Hamond can’t help smiling, and it’s my turn to be melancholy:
“What torments have you flung me into again, Hamond?
Because it was you, admit it, it was you . . . Torments,” I add more quietly, “that I wouldn’t exchange for the greatest joys.”
“Ah!” Hamond exclaims in relief. “At least you’ve been rescued from that past which was still festering in you!
To tell the truth, I was sick and tired of seeing you gloomy, mistrustful, withdrawn into your memories and fears of Taillandy!
Forgive me, Renee, but I would have done some really nasty things to endow you with a new love!”
“Really!
Do you think a ‘new love,’ as you call it, destroys the memory of the first, or . . . reawakens it?”
Confused by the harshness of my question, Hamond finds nothing to say.
But he touched on my sore spot so clumsily! . . . And, besides, he’s only a man: he doesn’t know.
He must have been in love so many times: he no longer knows . . . His consternation arouses my pity.
“No, my friend, I’m not happy.
I’m . . . better or worse than that.
Only . . . I have no idea where I’m headed.
I need to tell you that, before I become Maxime’s mistress altogether . . .”
“Or his wife!”
“His wife?”
“Why not?”
“Because I don’t want to!” My hasty response was blurted out before I could think things through—an animal leaps far away from the trap even before seeing it . . .
“That’s unimportant, anyway,” Hamond says in a casual tone. “It adds up to the same thing.”
“You think it’s the same thing?
Maybe for you, and for many men.
But for me!
Hamond, remember what marriage was for me . . .
No, I’m not talking about the infidelities, you don’t understand!
I’m talking about intimate life together, which makes so many wives into a sort of nursemaid for grownups . . . To be a married woman is . . . how shall I put it?
It means trembling if your lord’s cutlet is overcooked, if his mineral water isn’t cold enough, if his shirt is badly starched, his detachable collar flabby, or his bath too hot; it means taking on the exhausting role of a buffer between your lord’s bad moods, your lord’s stinginess, his greediness, his laziness . . .
“You’re forgetting his lecherousness, Renee,” Hamond softly interrupts me.
“I’m not forgetting it by a damn sight! . . .
The role of mediator, I was saying, between your lord and the rest of the human race.
Hamond, you have no way of knowing, you were married so short a time!
Marriage is . . . it’s:
‘Tie my cravat for me! . . .
Kick out the maid! . . .
Cut my toenails.
Get up and make me some camomile tea . . .
Prepare an enema for me . . .’
It’s:
‘Give me my new suit, and pack my valise, so I can hurry up and meet her . . .’ A housekeeper, a nurse, a nanny—enough, enough, enough!”
Finally I laugh at myself and my old friend’s long, shocked face . . .
“My heavens, Renee, how you do vex me with your urge to generalize!
‘In this district, all the servant girls are redheads!’
Women don’t always marry a Taillandy!
And I swear to you that, for my humble part, I would have blushed to ask a woman to perform any of those menial duties which . . . Just the opposite! . . .”
I clap my hands:
“Terrific!

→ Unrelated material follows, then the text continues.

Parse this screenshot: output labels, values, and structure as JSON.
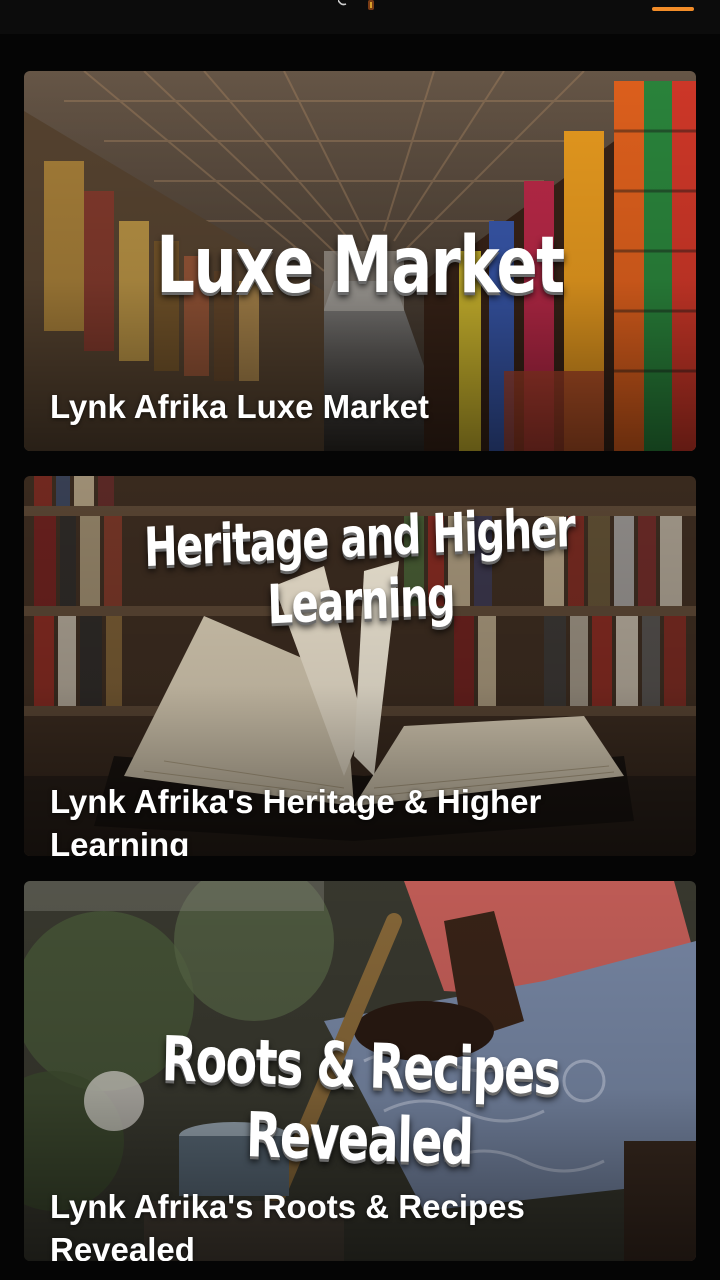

I’m going to learn all!
‘Just the opposite!’
I’m sure you didn’t have a match when it came to buttoning her boots or fastening the snaps of her tailored skirt! Unfortunately, not every woman can marry a Hamond! . . .”
After a silence, I resume, with genuine weariness:
“Allow me to generalize, as you call it, in spite of my one and only experiment, from which I still feel black and blue.